Your doctor will rely on multiple tests to help him/her assess your risk for glaucoma. Visual field testing: this test checks your peripheral vision to ensure that there is no optic nerve damage. Dilated examination: direct visualization of the optic nerve can localize areas of damage. Measurement of intraocular pressure: intraocular pressure is an important variable, however, it is not as emphasized as it was previously. Additional sophisticated tests are dependent upon each patient’s profile.

What can Eye Associates do for me?

Eye Associates is fortunate to have the only two glaucoma fellowship trained ophthalmologists in the state, Dr. Frank J. Mares and Dr. Barbara Marsh. They have undergone extra glaucoma-specific training to specialize in medical, laser, and surgical management of all types of glaucoma. We have a state of the art glaucoma laboratory to perform all appropriate tests and a surgery center specifically dedicated to advanced laser and surgical therapy of the eye.

What can be done to cure glaucoma?

As of now, there is no way to cure glaucoma. However, it can be controlled. The nerve damage that occurs with glaucoma cannot be repaired. We know from many on-going nationally conducted studies that controlling eye pressure will halt or slow down nerve damage.

But I go to the Health Fair and they check my pressure. Isn't that enough?

As noted above, patients can have either high or low intraocular pressures. Your eye doctor can comprehensively evaluate your eyes in order to be sure that no optic nerve damage exists. Screenings at health fairs may not be enough to rule out glaucoma.

Is there anything that I can do to prevent glaucoma?

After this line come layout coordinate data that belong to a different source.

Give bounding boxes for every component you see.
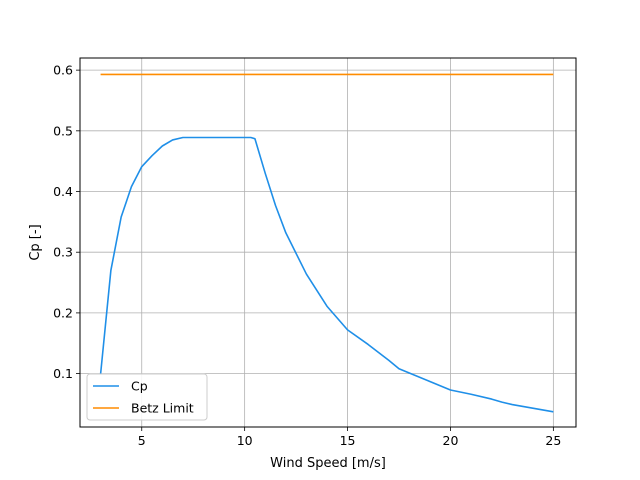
- x-tick-label: 20: [443, 433, 459, 448]
- grid-lines: [80, 58, 576, 427]
- legend-label-cp: Cp: [131, 379, 148, 394]
- legend-label-betz-limit: Betz Limit: [131, 401, 194, 416]
- y-tick-label: 0.4: [53, 184, 73, 199]
- x-tick-label: 15: [340, 433, 356, 448]
- y-tick-label: 0.5: [53, 123, 73, 138]
- y-tick-label: 0.1: [53, 366, 73, 381]
- x-tick-label: 25: [545, 433, 561, 448]
- series-line-cp: [99, 136, 554, 413]
- plot-area: [79, 57, 577, 428]
- series-lines: [99, 73, 554, 413]
- x-tick-label: 5: [138, 433, 146, 448]
- axis-ticks: 5 10 15 20 25 0.1 0.2 0.3 0.4 0.5 0.6: [53, 63, 561, 448]
- x-tick-label: 10: [237, 433, 253, 448]
- y-axis-label: Cp [-]: [28, 224, 43, 260]
- y-tick-label: 0.6: [53, 63, 73, 78]
- y-tick-label: 0.2: [53, 305, 73, 320]
- x-axis-label: Wind Speed [m/s]: [270, 456, 386, 471]
- legend: Cp Betz Limit: [86, 373, 208, 421]
- y-tick-label: 0.3: [53, 245, 73, 260]
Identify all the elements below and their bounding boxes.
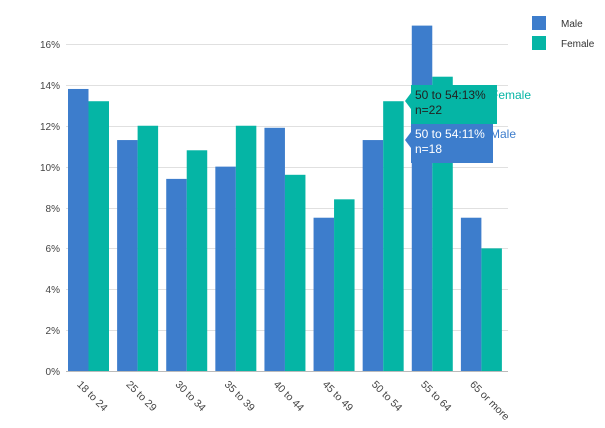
tooltip-male-line2: n=18 bbox=[415, 142, 443, 156]
tooltip-male: 50 to 54:11% n=18 bbox=[411, 124, 493, 163]
x-tick-label: 55 to 64 bbox=[418, 379, 453, 414]
legend-swatch-male bbox=[532, 16, 546, 30]
tooltip-female: 50 to 54:13% n=22 bbox=[411, 85, 497, 124]
x-tick-label: 50 to 54 bbox=[369, 379, 404, 414]
bar-male bbox=[117, 140, 138, 371]
bar-male bbox=[411, 25, 433, 371]
bar-female bbox=[186, 150, 208, 371]
y-tick-label: 16% bbox=[40, 40, 60, 51]
x-tick-label: 45 to 49 bbox=[320, 379, 355, 414]
legend-swatch-female bbox=[532, 36, 546, 50]
y-axis: 0% 2% 4% 6% 8% 10% 12% 14% 16% bbox=[40, 40, 60, 378]
legend-label-male: Male bbox=[561, 19, 583, 30]
bar-male bbox=[68, 88, 89, 372]
x-tick-label: 30 to 34 bbox=[173, 379, 208, 414]
bar-male bbox=[215, 166, 236, 371]
bar-male bbox=[264, 127, 285, 371]
bar-female bbox=[481, 248, 502, 371]
y-tick-label: 12% bbox=[40, 122, 60, 133]
bar-female bbox=[137, 125, 159, 371]
x-tick-label: 40 to 44 bbox=[271, 379, 306, 414]
tooltip-female-line2: n=22 bbox=[415, 103, 443, 117]
legend: Male Female bbox=[532, 16, 595, 50]
y-tick-label: 4% bbox=[46, 285, 61, 296]
y-tick-label: 2% bbox=[46, 326, 61, 337]
tooltip-female-pointer bbox=[405, 93, 411, 109]
legend-label-female: Female bbox=[561, 39, 595, 50]
bar-female bbox=[284, 174, 306, 371]
bar-male bbox=[166, 178, 187, 371]
bar-female bbox=[88, 101, 109, 371]
y-tick-label: 6% bbox=[46, 244, 61, 255]
tooltip-female-series-label: Female bbox=[491, 88, 532, 102]
bar-female bbox=[235, 125, 257, 371]
tooltip-male-series-label: Male bbox=[490, 127, 517, 141]
bar-male bbox=[460, 217, 482, 371]
bar-female bbox=[383, 101, 404, 371]
x-tick-label: 35 to 39 bbox=[222, 379, 257, 414]
y-tick-label: 0% bbox=[46, 367, 61, 378]
x-axis: 18 to 24 25 to 29 30 to 34 35 to 39 40 to 44… bbox=[74, 379, 511, 424]
x-tick-label: 18 to 24 bbox=[74, 379, 109, 414]
y-tick-label: 8% bbox=[46, 204, 61, 215]
tooltip-female-line1: 50 to 54:13% bbox=[415, 88, 486, 102]
bar-male bbox=[362, 140, 384, 371]
bar-female bbox=[334, 199, 355, 371]
tooltip-male-pointer bbox=[405, 132, 411, 148]
bars bbox=[68, 25, 502, 372]
bar-male bbox=[313, 217, 335, 371]
y-tick-label: 10% bbox=[40, 163, 60, 174]
x-tick-label: 25 to 29 bbox=[123, 379, 158, 414]
x-tick-label: 65 or more bbox=[467, 379, 512, 424]
tooltip-male-line1: 50 to 54:11% bbox=[415, 127, 485, 141]
y-tick-label: 14% bbox=[40, 81, 60, 92]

Although we cannot prevent glaucoma, there are many things you can do to make sure that it is controlled. The most important step is to have your eyes appropriately evaluated for glaucoma. Early detection is crucial, because optic nerve damage is permanent and cannot be reversed. Much can be done to control glaucoma, but if it is not appropriately detected, treatment cannot be initiated. Many times, patients only see doctors when they have problems. Unfortunately, when a patient has visual problems from glaucoma, it may be too late to effectively treat it. Early detection is crucial!

Can vitamin and alternative medicine prevent glaucoma?

This question cannot be answered as of yet. The National Eye Institutes have sponsored many nationally conducted studies that guide glaucoma therapy for all ophthalmologists in the United States. Research in vitamins have yielded good results for some ocular conditions such as Age Related Macular Degeneration, however, there is no definitive evidence as of yet that vitamins specifically prevent glaucoma. Also, alternative medicine may be useful, however, we have no studies conducted in a controlled manner as with studies sponsored by the National Eye Institutes to specifically document prevention of the glaucoma. Future studies may clarify the situation.